This past week I was joined by Reaching & Teaching staff member, Dean Bertsch, and our newest missionary arrival, Mat Kountz, to launch our first week of training on the edge of the Ecuadorian jungle. It was my first time back to Macas in about twenty years, and I was amazed to see its growth. We taught out of town in an area called Shimpis. About 35 pastors and leaders gathered for the training, thrilled to know that they would get a thorough theological and pastoral education over the next three years.
Some of the questions that brothers asked were insightful, while others revealed a heartbreaking vacuum of biblical awareness. We later learned that one of the attenders identified as a member of the Catholic cathedral in the extremely Catholic town and another was a leader of the Universalist church. They joined the others in thanking us for the training and expressing that this is the answer to years of prayers. They all were asking for more training sites further out in the jungles and offering to help.
We were to have our training a little further out in the jungle but some recent disturbances kept the local missionary from setting up our training out there. One was some unhappiness with the oil companies who are exploiting “Shuar” jungle these days. The other was that Muslims had moved in and made some remarkable headway among them. We knew that the Mormon and Jehovah’s Witness cults were here, but were surprised to hear that Muslims are moving into South American jungle people groups. Inexplicably, but thankfully, the Muslim strength has largely moved on, but confusion remains. Therefore, the leaders out there are extremely wary of any other groups moving in.
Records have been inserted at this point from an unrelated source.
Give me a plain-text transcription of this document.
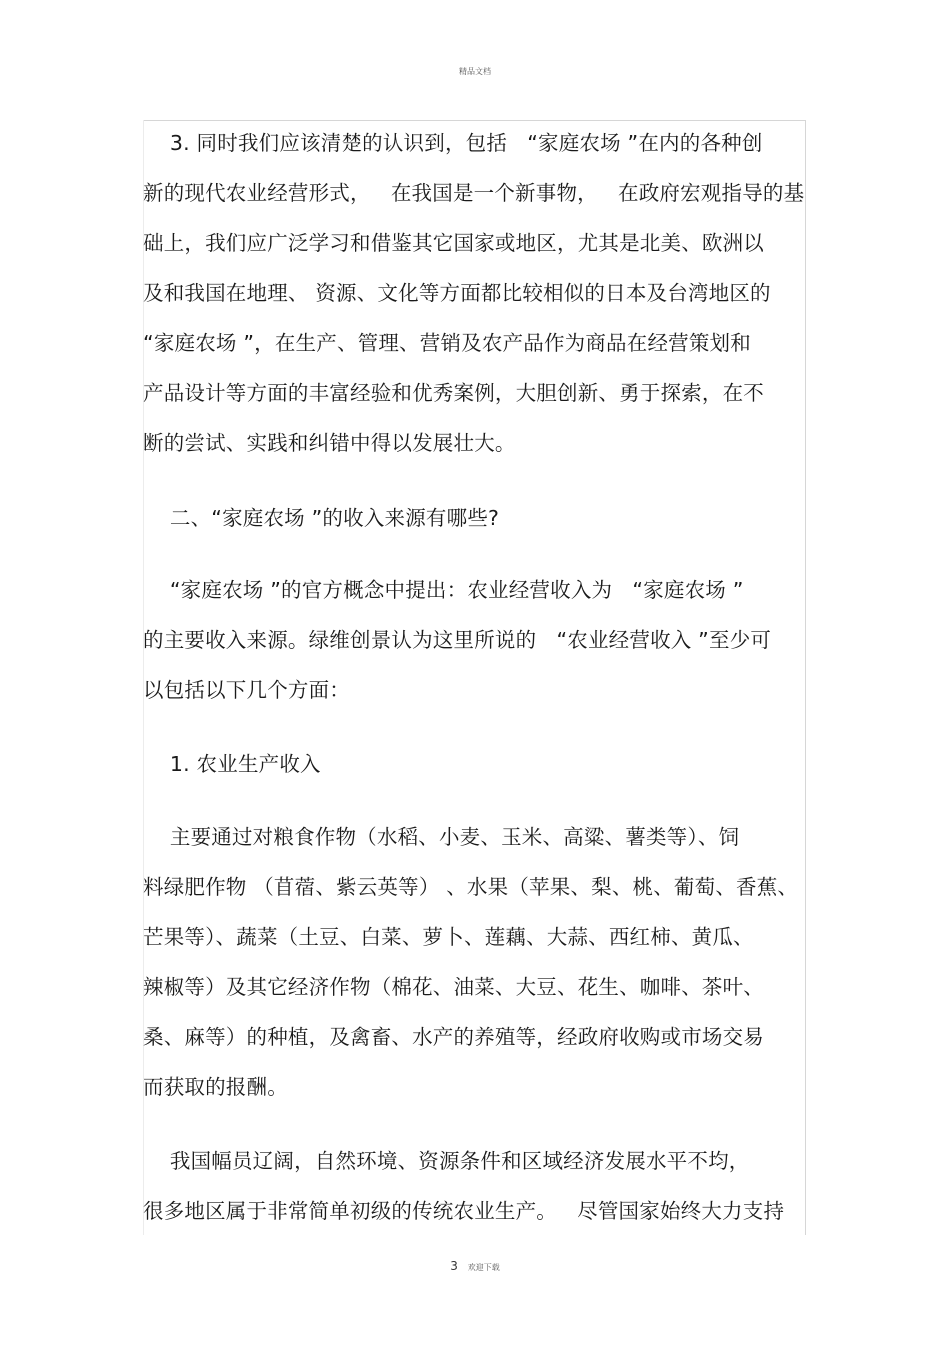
精品文档
3. 同时我们应该清楚的认识到，包括   “家庭农场 ”在内的各种创
新的现代农业经营形式，   在我国是一个新事物，   在政府宏观指导的基
础上，我们应广泛学习和借鉴其它国家或地区，尤其是北美、欧洲以
及和我国在地理、 资源、文化等方面都比较相似的日本及台湾地区的
“家庭农场 ”，在生产、管理、营销及农产品作为商品在经营策划和
产品设计等方面的丰富经验和优秀案例，大胆创新、勇于探索，在不
断的尝试、实践和纠错中得以发展壮大。
二、“家庭农场 ”的收入来源有哪些?
“家庭农场 ”的官方概念中提出：农业经营收入为   “家庭农场 ”
的主要收入来源。绿维创景认为这里所说的   “农业经营收入 ”至少可
以包括以下几个方面：
1. 农业生产收入
主要通过对粮食作物（水稻、小麦、玉米、高粱、薯类等）、饲
料绿肥作物 （苜蓿、紫云英等） 、水果（苹果、梨、桃、葡萄、香蕉、
芒果等）、蔬菜（土豆、白菜、萝卜、莲藕、大蒜、西红柿、黄瓜、
辣椒等）及其它经济作物（棉花、油菜、大豆、花生、咖啡、茶叶、
桑、麻等）的种植，及禽畜、水产的养殖等，经政府收购或市场交易
而获取的报酬。
我国幅员辽阔，自然环境、资源条件和区域经济发展水平不均，
很多地区属于非常简单初级的传统农业生产。   尽管国家始终大力支持
3 欢迎下载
The majority of our students are Shuar indigenous people, with a few lowland Quichuas as well. Those of you who have read Through Gates of Splendor will recognize these Quichuas as the first group with whom the Elliots, Flemings, and McCullys worked, and the Shuars as those formerly known as Jivaro, to whom the Youderians and Frank Drown ministered in Ecuador’s Oriente jungles. Some of them know the Lord, others think they do, but very few know His Word, and virtually none know how to teach it to others faithfully.
I spoke with one leader who shared that the majority of the mission stations established through the years out in the jungle areas have been abandoned as missionaries retired or relocated. He estimated that over 90% are completely closed down now and the indigenous people are returning to traditional ways. The missionaries did great work, won many souls, and planted churches, but no one was trained to be disciplers, teachers, and trainers. It is as if they left a tractor to help with farming that has now run out of gas or broken down, and no one is trained to continue its operation, so they are returning to the old farming methods.
Join us in our efforts to provide sound biblical and theological training to these churches in culturally appropriate ways. Many other churches need to be planted and we want to plant them with prepared leaders (2 Timothy 2:2).